We hope and expect that the decision to engage in sexual activity is our adult children's own, mutually based on their own desires and preference; not at the insistence of someone more powerful or dominant. They expect that we will respect their decision and know that they have the support and understanding of their family should they make a mistake or two in finding the right partner to share their life with; if any.

But because they have understood responsible reproductive behaviour for almost as long as they can remember our girls do not expect to become pregnant until they wish to.

These principles would have been scandalous and socially impossible just 50 years ago; even in Hollywood.  There were some very nasty people about in Sydney back then; not just to unfortunate girls who, because of inadequate knowledge, unwanted attentions or accidents, became pregnant.

Homosexuality was illegal and sexism and racism was rampant. Even my mother, still a young English girl in her 20's, was mocked 'til she cried for her posh accent and English fashions.  It took a lot to make her cry after that.  Migrants from elsewhere were often much more cruelly treated. 'New Australian' was not a term of endearment. 

Girls now have educational advantages once the preserve of boys; as well as access to a vast wealth of information only dreamed of in science-fiction in the 50's.  They expect to match men in almost any non-physical endeavour.  They assume without question that they will have a career and that they may well be relied on as the principal income earner. 

Back then working women were paid less for the same work; could be required to resign when they got married and were not even permitted to have superannuation.  The career options for girls were very limited: nursing, teaching, work in an office or shop, or perhaps modelling, cleaning or factory work. 

Most girls expected a short working life and looked forward to attracting a good breadwinner as a husband who would be loyal; not a drunk, a gambler, or violent; who she could cook for and clean for and have children with.  This was often the best that girls could hope for; it passed for 'love'.  Boys looked for the most attractive girl who befitted their social status and 'pulling power'.  Girls from 'good homes' went to finishing school to attract a better class of man.

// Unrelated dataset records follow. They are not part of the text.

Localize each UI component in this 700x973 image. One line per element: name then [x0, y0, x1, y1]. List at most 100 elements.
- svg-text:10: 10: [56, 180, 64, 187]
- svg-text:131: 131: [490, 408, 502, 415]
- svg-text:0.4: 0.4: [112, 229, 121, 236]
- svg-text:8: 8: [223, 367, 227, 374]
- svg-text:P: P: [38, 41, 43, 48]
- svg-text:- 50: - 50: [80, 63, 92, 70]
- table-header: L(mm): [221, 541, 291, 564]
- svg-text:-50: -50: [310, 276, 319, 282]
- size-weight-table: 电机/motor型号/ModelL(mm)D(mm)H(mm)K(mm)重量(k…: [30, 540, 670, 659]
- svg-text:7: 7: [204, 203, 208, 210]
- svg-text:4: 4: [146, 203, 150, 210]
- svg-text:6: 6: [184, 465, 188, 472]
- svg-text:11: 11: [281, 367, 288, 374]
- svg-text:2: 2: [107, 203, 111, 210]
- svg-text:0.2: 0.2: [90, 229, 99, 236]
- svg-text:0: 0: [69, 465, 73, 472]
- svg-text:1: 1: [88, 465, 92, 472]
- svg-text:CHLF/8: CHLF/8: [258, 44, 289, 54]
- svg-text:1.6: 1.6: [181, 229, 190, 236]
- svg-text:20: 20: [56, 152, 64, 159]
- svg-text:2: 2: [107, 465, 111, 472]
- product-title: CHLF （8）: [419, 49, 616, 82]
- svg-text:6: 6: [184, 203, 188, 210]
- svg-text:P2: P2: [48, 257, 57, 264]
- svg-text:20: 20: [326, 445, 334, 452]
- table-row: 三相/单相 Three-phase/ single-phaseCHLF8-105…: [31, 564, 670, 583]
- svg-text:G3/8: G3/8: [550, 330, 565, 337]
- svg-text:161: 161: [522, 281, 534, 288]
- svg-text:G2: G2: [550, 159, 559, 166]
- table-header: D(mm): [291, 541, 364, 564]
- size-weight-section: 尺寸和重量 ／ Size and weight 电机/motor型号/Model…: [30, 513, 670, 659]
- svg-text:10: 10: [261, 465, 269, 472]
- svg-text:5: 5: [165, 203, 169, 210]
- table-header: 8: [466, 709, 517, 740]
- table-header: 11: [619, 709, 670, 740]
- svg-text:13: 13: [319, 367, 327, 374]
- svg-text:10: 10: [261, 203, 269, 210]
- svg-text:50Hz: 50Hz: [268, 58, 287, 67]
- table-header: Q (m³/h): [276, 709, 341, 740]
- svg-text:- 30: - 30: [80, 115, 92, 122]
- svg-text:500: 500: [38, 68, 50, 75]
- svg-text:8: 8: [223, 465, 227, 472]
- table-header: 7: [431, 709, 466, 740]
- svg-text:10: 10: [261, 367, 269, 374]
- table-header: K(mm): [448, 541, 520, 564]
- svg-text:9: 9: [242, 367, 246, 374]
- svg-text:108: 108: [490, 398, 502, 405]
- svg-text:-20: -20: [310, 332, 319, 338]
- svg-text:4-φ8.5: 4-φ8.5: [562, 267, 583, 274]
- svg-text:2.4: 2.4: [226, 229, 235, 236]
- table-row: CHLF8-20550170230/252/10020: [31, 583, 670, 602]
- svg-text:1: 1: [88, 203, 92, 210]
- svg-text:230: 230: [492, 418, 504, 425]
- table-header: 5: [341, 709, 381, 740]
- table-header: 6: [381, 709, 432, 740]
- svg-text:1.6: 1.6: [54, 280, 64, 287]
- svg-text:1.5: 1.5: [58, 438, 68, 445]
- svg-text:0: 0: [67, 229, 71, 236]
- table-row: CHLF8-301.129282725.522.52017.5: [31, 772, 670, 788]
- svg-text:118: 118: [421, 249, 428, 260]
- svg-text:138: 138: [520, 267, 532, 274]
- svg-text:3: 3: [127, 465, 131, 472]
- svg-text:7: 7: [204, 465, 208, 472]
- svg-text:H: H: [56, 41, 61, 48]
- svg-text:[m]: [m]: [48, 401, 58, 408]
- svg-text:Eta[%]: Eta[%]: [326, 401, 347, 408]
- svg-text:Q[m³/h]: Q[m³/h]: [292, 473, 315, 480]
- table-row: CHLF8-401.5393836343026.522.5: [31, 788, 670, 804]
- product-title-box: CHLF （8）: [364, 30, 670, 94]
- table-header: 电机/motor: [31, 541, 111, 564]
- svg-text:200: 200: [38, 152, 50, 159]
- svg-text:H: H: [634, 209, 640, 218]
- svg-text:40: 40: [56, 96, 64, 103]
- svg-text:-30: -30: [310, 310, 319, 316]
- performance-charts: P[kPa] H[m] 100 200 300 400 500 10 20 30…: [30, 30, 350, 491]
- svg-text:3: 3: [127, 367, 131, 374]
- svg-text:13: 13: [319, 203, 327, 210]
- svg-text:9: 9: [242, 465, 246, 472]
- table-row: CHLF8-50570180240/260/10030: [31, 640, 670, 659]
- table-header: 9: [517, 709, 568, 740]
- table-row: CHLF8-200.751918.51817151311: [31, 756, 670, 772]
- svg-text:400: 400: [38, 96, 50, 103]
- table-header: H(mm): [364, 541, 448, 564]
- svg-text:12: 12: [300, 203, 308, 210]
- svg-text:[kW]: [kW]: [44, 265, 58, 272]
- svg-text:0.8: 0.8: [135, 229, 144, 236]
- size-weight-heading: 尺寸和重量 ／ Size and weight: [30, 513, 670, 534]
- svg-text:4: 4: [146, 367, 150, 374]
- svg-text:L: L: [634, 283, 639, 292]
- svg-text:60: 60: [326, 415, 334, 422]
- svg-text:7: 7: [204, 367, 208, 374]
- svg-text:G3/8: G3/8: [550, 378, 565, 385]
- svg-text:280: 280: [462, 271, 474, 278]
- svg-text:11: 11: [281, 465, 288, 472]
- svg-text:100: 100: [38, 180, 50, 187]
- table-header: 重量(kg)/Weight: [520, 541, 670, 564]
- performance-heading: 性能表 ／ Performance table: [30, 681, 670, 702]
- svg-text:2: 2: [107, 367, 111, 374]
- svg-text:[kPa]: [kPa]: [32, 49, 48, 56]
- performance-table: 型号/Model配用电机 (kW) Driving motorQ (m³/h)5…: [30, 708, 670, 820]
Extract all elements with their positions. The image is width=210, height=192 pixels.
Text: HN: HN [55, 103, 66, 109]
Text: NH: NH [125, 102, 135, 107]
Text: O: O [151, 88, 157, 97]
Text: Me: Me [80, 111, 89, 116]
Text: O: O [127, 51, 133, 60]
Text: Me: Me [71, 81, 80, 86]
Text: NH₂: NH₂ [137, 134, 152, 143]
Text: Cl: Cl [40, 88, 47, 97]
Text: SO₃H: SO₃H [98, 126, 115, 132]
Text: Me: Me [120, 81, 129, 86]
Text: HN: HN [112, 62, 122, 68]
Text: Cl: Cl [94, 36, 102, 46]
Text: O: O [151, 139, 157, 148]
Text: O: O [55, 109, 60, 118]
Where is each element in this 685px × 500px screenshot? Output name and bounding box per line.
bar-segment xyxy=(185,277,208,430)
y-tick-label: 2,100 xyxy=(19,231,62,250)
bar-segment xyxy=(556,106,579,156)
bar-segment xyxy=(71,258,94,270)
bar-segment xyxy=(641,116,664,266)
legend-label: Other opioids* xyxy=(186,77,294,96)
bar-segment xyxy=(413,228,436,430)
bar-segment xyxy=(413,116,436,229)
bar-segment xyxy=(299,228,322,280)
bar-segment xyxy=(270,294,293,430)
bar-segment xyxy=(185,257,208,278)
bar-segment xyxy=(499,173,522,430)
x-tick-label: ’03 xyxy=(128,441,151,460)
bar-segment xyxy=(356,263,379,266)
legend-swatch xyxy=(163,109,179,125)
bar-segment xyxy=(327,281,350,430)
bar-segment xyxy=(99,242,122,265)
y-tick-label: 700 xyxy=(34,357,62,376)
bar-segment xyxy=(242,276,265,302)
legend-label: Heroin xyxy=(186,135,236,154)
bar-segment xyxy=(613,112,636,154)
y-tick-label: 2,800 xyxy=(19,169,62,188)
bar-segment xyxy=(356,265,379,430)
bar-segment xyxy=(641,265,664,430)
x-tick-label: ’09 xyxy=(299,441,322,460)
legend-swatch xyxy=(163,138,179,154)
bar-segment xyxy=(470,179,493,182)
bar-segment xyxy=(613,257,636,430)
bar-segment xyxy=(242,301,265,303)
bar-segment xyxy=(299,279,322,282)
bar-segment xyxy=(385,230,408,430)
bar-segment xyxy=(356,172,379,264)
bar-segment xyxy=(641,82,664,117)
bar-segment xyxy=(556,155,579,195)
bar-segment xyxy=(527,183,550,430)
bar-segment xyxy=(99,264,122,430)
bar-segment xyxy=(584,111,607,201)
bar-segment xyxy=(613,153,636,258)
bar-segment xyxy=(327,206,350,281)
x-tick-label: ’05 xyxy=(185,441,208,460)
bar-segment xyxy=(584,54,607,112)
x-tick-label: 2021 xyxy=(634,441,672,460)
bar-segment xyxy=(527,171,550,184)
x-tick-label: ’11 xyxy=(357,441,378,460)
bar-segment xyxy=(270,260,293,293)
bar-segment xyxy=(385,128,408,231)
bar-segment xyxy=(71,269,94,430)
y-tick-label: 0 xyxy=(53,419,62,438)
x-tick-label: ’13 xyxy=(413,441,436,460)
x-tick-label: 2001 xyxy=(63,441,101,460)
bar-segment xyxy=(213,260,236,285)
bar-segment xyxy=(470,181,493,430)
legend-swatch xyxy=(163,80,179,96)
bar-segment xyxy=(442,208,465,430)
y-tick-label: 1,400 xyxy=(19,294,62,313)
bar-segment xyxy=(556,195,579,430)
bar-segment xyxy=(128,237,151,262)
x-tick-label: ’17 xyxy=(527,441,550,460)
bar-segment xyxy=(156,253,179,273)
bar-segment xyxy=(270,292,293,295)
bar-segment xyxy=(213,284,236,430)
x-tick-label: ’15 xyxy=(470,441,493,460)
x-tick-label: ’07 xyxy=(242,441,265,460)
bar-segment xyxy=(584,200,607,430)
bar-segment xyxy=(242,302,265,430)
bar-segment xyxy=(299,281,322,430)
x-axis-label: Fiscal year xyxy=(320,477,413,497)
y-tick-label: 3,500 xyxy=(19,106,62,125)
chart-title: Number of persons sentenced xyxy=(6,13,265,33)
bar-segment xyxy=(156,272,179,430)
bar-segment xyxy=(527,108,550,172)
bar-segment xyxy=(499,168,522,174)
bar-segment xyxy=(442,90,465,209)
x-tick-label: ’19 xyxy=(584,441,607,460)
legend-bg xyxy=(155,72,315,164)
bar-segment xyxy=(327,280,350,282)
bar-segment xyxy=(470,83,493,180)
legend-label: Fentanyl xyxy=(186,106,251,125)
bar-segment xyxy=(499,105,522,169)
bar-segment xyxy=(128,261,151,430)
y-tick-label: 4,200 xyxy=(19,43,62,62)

Boys too, looked forward to a limited number of career options; more or less those that had been available to their fathers.

No one anticipated the the many new careers that technology would deliver in the next 50 years: the growth of computers; electronic media; communications; entertainment; personal services; and even new forms of banking and financial services.   

Our children have much wider horizons in this way too.  They know the the career they decide upon will change over time and may eventually be in an area that has not yet been thought of; or one that is still science fiction.